Tra teatro e letteratura, concertando le molteplici possibilità attorali attorno alla narrazione scenica del capolavoro di Calvino, Il cavaliere inesistente, secondo la visione del giovane talento Tommaso Capodanno, si staglia sul palcoscenico come materia viva, cangiante, inafferrabile, per andare incontro al futuro. La pièce, un successo della passata stagione, si ripropone al pubblico dal 22 novembre all’1 dicembre sul palco del Teatro India, trasponendo il romanzo sul palco per mettere al centro i suoi tre elementi principali: una voce narrante di donna, un cavaliere che non c’è, un gioco fanciullesco di guerra e di amore.
La messa in scena è affidata all’interpretazione di quattro attrici poliedriche che, in veste di monache contadine, alternano narrazione e azione, immagine e canto, dando voce alla musica della prosa calviniana. Le quattro interpreti – Francesca Astrei, Maria Chiara Bisceglia, Evelina Rosselli, Giulia Sucapane – evocano in scena il cavaliere inesistente per mezzo di un grande puppet, costruito per esaltare l’incanto del gioco teatrale. Il resto è affidato all’incontro tra palco e platea: grazie all’antico patto immaginifico tra attori e spettatori, Il cavaliere inesistente apre le porte di una dimensione magica, dove tutto è possibile, l’invisibile appare e ciò che non esiste è più concreto della nostra stessa carne.
«Con Il cavaliere inesistente, Italo Calvino ha dato vita a uno dei personaggi più suggestivi della letteratura novecentesca, capace di segnare la crescita di molte generazioni.
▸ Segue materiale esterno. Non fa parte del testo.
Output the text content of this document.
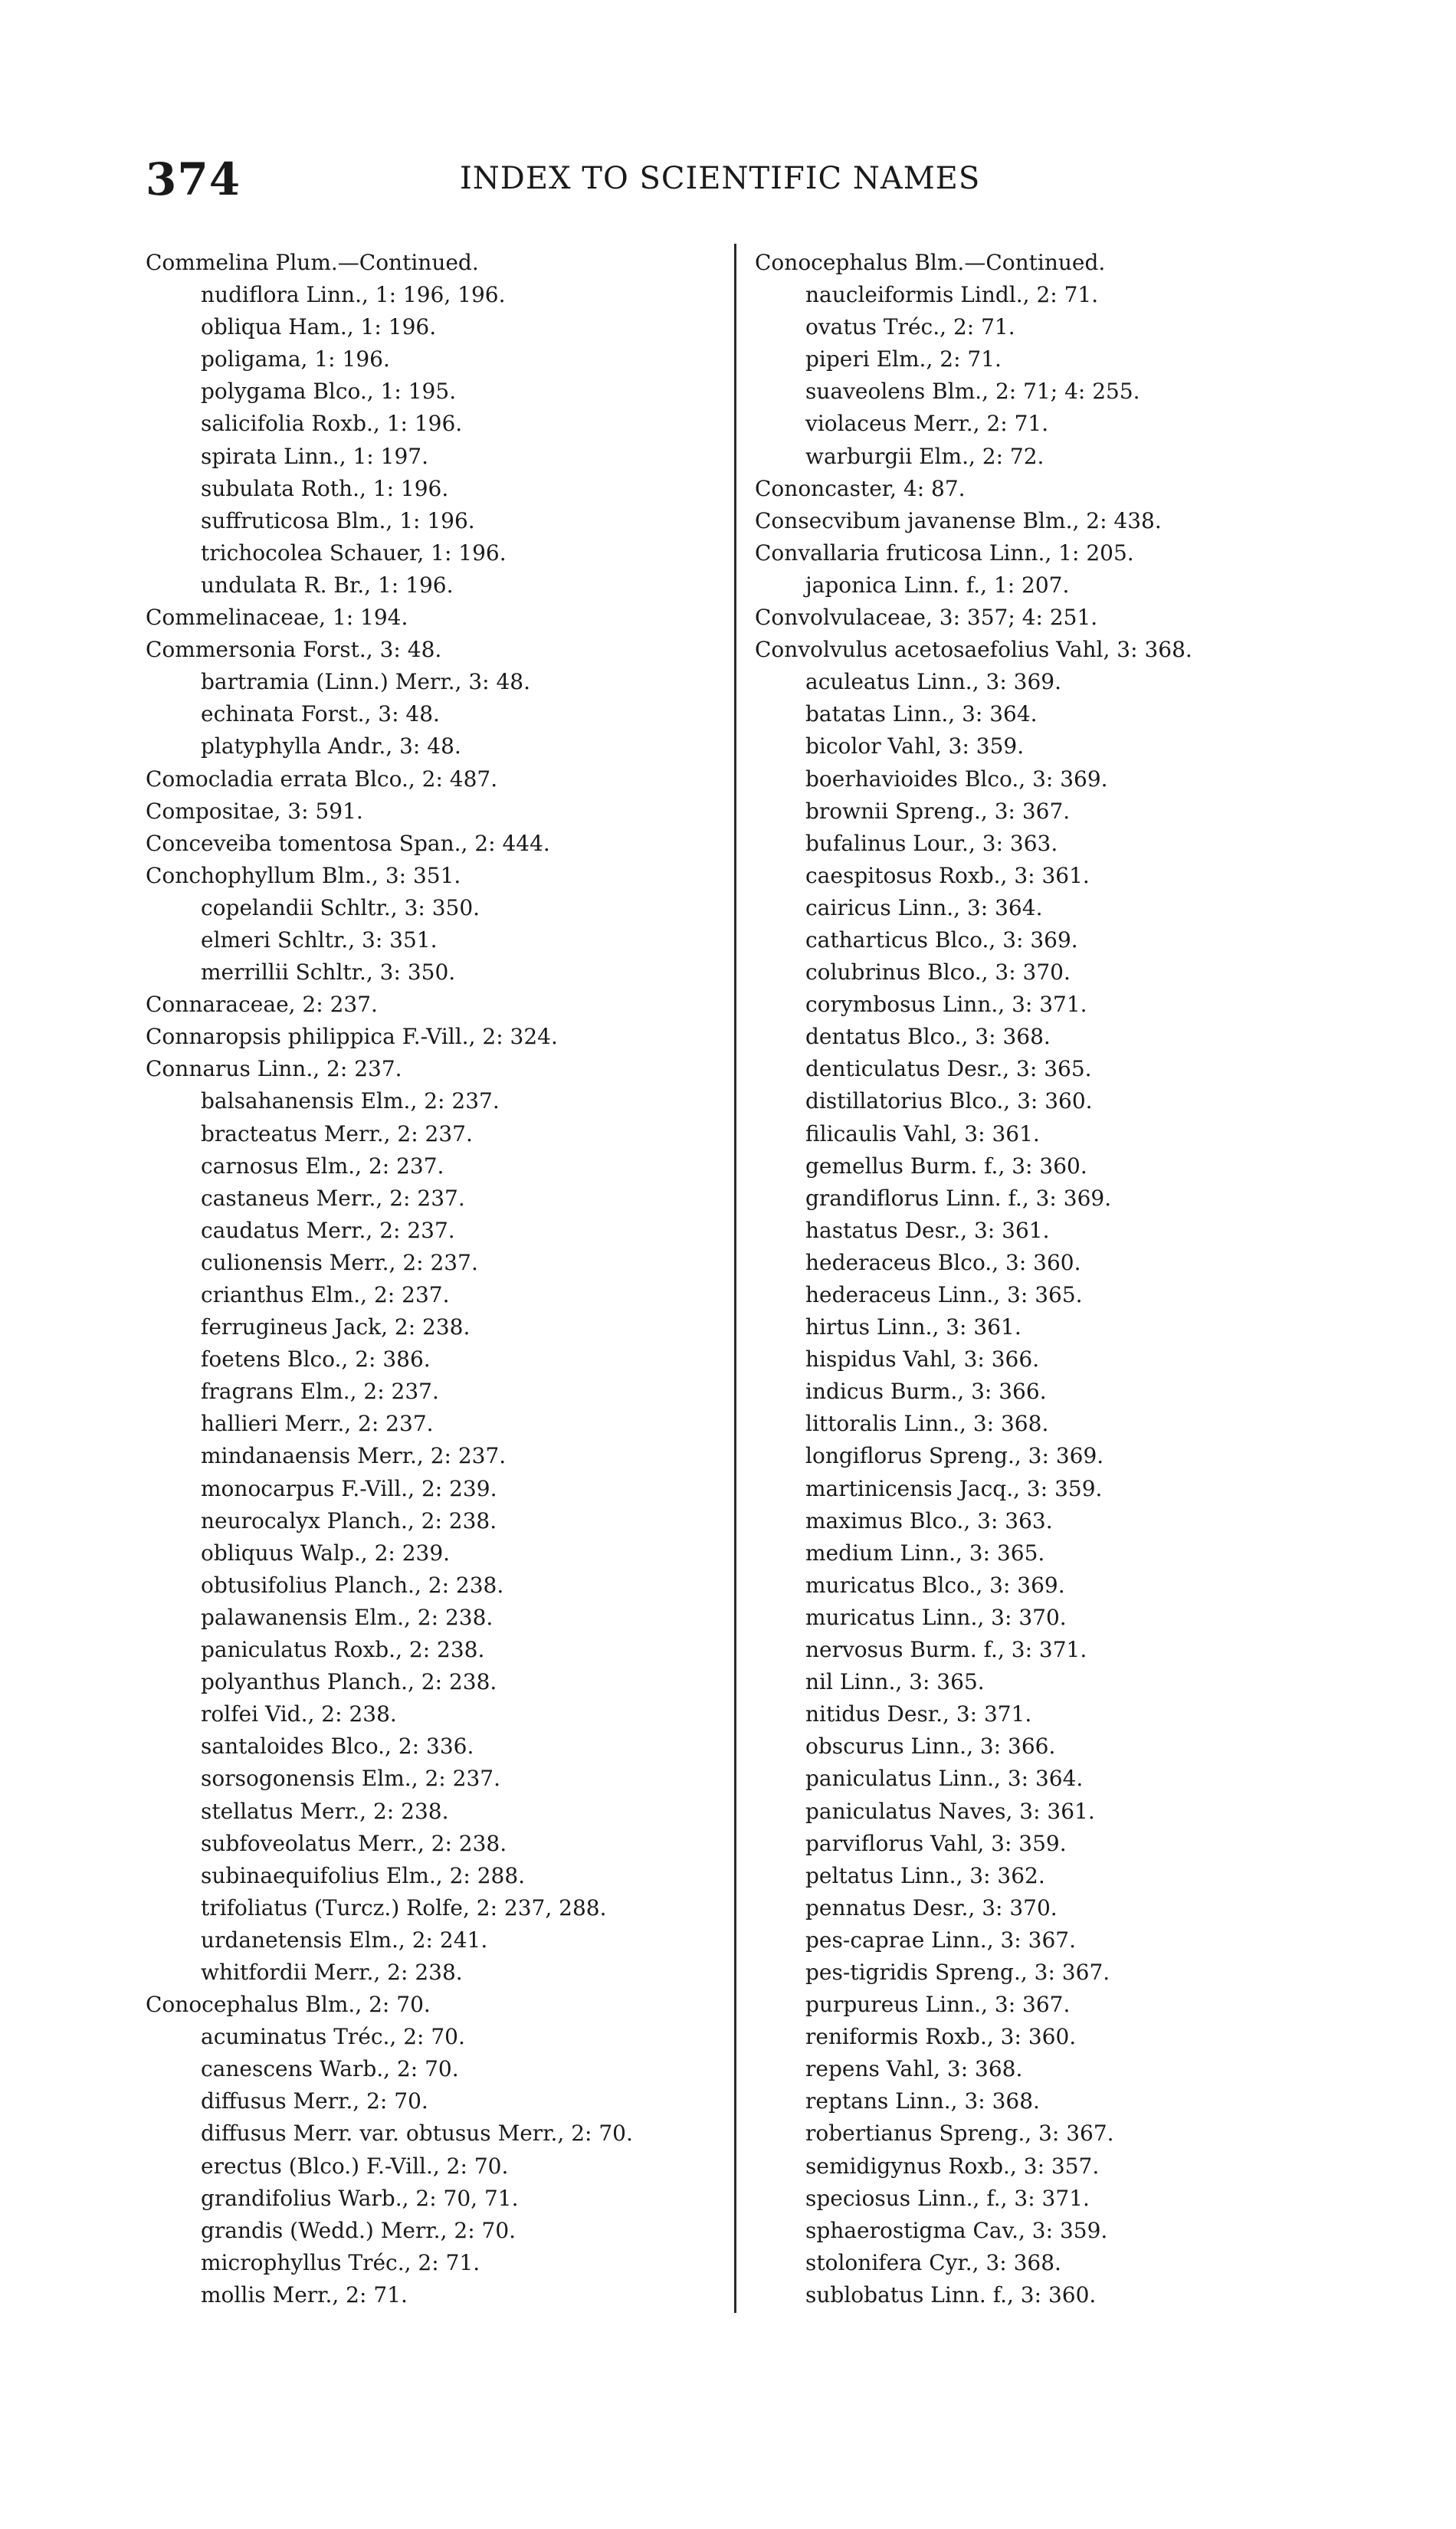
374	INDEX TO SCIENTIFIC NAMES
Commelina Plum.—Continued.
nudiflora Linn., 1: 196, 196.
obliqua Ham., 1: 196.
poligama, 1: 196.
polygama Blco., 1: 195.
salicifolia Roxb., 1: 196.
spirata Linn., 1: 197.
subulata Roth., 1: 196.
suffruticosa Blm., 1: 196.
trichocolea Schauer, 1: 196.
undulata R. Br., 1: 196.
Commelinaceae, 1: 194.
Commersonia Forst., 3: 48.
bartramia (Linn.) Merr., 3: 48.
echinata Forst., 3: 48.
platyphylla Andr., 3: 48.
Comocladia errata Blco., 2: 487.
Compositae, 3: 591.
Conceveiba tomentosa Span., 2: 444.
Conchophyllum Blm., 3: 351.
copelandii Schltr., 3: 350.
elmeri Schltr., 3: 351.
merrillii Schltr., 3: 350.
Connaraceae, 2: 237.
Connaropsis philippica F.-Vill., 2: 324.
Connarus Linn., 2: 237.
balsahanensis Elm., 2: 237.
bracteatus Merr., 2: 237.
carnosus Elm., 2: 237.
castaneus Merr., 2: 237.
caudatus Merr., 2: 237.
culionensis Merr., 2: 237.
crianthus Elm., 2: 237.
ferrugineus Jack, 2: 238.
foetens Blco., 2: 386.
fragrans Elm., 2: 237.
hallieri Merr., 2: 237.
mindanaensis Merr., 2: 237.
monocarpus F.-Vill., 2: 239.
neurocalyx Planch., 2: 238.
obliquus Walp., 2: 239.
obtusifolius Planch., 2: 238.
palawanensis Elm., 2: 238.
paniculatus Roxb., 2: 238.
polyanthus Planch., 2: 238.
rolfei Vid., 2: 238.
santaloides Blco., 2: 336.
sorsogonensis Elm., 2: 237.
stellatus Merr., 2: 238.
subfoveolatus Merr., 2: 238.
subinaequifolius Elm., 2: 288.
trifoliatus (Turcz.) Rolfe, 2: 237, 288.
urdanetensis Elm., 2: 241.
whitfordii Merr., 2: 238.
Conocephalus Blm., 2: 70.
acuminatus Tréc., 2: 70.
canescens Warb., 2: 70.
diffusus Merr., 2: 70.
diffusus Merr. var. obtusus Merr., 2: 70.
erectus (Blco.) F.-Vill., 2: 70.
grandifolius Warb., 2: 70, 71.
grandis (Wedd.) Merr., 2: 70.
microphyllus Tréc., 2: 71.
mollis Merr., 2: 71.
Conocephalus Blm.—Continued.
naucleiformis Lindl., 2: 71.
ovatus Tréc., 2: 71.
piperi Elm., 2: 71.
suaveolens Blm., 2: 71; 4: 255.
violaceus Merr., 2: 71.
warburgii Elm., 2: 72.
Cononcaster, 4: 87.
Consecvibum javanense Blm., 2: 438.
Convallaria fruticosa Linn., 1: 205.
japonica Linn. f., 1: 207.
Convolvulaceae, 3: 357; 4: 251.
Convolvulus acetosaefolius Vahl, 3: 368.
aculeatus Linn., 3: 369.
batatas Linn., 3: 364.
bicolor Vahl, 3: 359.
boerhavioides Blco., 3: 369.
brownii Spreng., 3: 367.
bufalinus Lour., 3: 363.
caespitosus Roxb., 3: 361.
cairicus Linn., 3: 364.
catharticus Blco., 3: 369.
colubrinus Blco., 3: 370.
corymbosus Linn., 3: 371.
dentatus Blco., 3: 368.
denticulatus Desr., 3: 365.
distillatorius Blco., 3: 360.
filicaulis Vahl, 3: 361.
gemellus Burm. f., 3: 360.
grandiflorus Linn. f., 3: 369.
hastatus Desr., 3: 361.
hederaceus Blco., 3: 360.
hederaceus Linn., 3: 365.
hirtus Linn., 3: 361.
hispidus Vahl, 3: 366.
indicus Burm., 3: 366.
littoralis Linn., 3: 368.
longiflorus Spreng., 3: 369.
martinicensis Jacq., 3: 359.
maximus Blco., 3: 363.
medium Linn., 3: 365.
muricatus Blco., 3: 369.
muricatus Linn., 3: 370.
nervosus Burm. f., 3: 371.
nil Linn., 3: 365.
nitidus Desr., 3: 371.
obscurus Linn., 3: 366.
paniculatus Linn., 3: 364.
paniculatus Naves, 3: 361.
parviflorus Vahl, 3: 359.
peltatus Linn., 3: 362.
pennatus Desr., 3: 370.
pes-caprae Linn., 3: 367.
pes-tigridis Spreng., 3: 367.
purpureus Linn., 3: 367.
reniformis Roxb., 3: 360.
repens Vahl, 3: 368.
reptans Linn., 3: 368.
robertianus Spreng., 3: 367.
semidigynus Roxb., 3: 357.
speciosus Linn., f., 3: 371.
sphaerostigma Cav., 3: 359.
stolonifera Cyr., 3: 368.
sublobatus Linn. f., 3: 360.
Agilulfo è pura forza di volontà; nei modi e negli ideali, è il migliore dei paladini, se non fosse che non esiste. L’avventura di questo eroe impossibile affronta i temi dell’amore e della guerra, ribaltando ironicamente l’immaginario e le gerarchie della chanson de geste – commenta Tommaso Capodanno – L’imperatore Carlomagno, il suo esercito e il conflitto coi Saraceni sono rappresentati come un sistema ormai prevedibile e insensato; i protagonisti delle gesta non sono i gloriosi personaggi dell’epica cavalleresca, ma personaggi marginali, fuori dai canoni e quindi potentemente contemporanei. A coronare questo ribaltamento c’è la cornice narrativa, affidata all’arguta Suor Teodora, che in quanto monaca si dice ignara delle cose di guerra e riferisce le vicende del cavaliere Agilulfo attingendo a fonti indirette e misteriose».
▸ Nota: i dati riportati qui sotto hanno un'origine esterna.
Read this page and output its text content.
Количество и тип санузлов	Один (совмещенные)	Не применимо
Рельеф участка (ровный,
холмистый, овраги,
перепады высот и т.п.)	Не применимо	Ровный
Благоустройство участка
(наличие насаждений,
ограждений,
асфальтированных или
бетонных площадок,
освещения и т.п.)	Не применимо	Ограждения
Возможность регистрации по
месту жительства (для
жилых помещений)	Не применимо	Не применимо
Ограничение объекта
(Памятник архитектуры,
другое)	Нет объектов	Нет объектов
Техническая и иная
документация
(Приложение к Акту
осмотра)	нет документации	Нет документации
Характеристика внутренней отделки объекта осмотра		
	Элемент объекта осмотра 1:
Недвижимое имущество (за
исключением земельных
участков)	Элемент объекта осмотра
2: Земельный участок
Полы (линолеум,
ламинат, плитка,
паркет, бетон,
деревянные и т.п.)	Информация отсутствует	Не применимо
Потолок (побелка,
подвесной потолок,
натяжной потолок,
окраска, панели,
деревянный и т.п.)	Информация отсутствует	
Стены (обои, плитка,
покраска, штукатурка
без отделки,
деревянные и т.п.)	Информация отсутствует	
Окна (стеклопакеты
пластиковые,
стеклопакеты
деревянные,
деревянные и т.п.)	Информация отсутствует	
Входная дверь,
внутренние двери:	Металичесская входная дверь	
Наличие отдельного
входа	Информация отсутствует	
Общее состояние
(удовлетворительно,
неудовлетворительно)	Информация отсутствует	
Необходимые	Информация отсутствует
Per Calvino, il terzo e ultimo capitolo della Trilogia degli Antenati rappresenta il romanzo della disillusione, e ci parla di una crisi esistenziale, perché artistica, politica, amorosa. La sua materia narrativa racconta un percorso di scoperta labirintico, in cui crollano convinzioni e convenzioni. Una quête aggraziata e disperata, attraverso cui l’autore prova a comprendere sé stesso, per ridefinire il proprio modo di vivere e creare, per trovare il coraggio di andare incontro al futuro.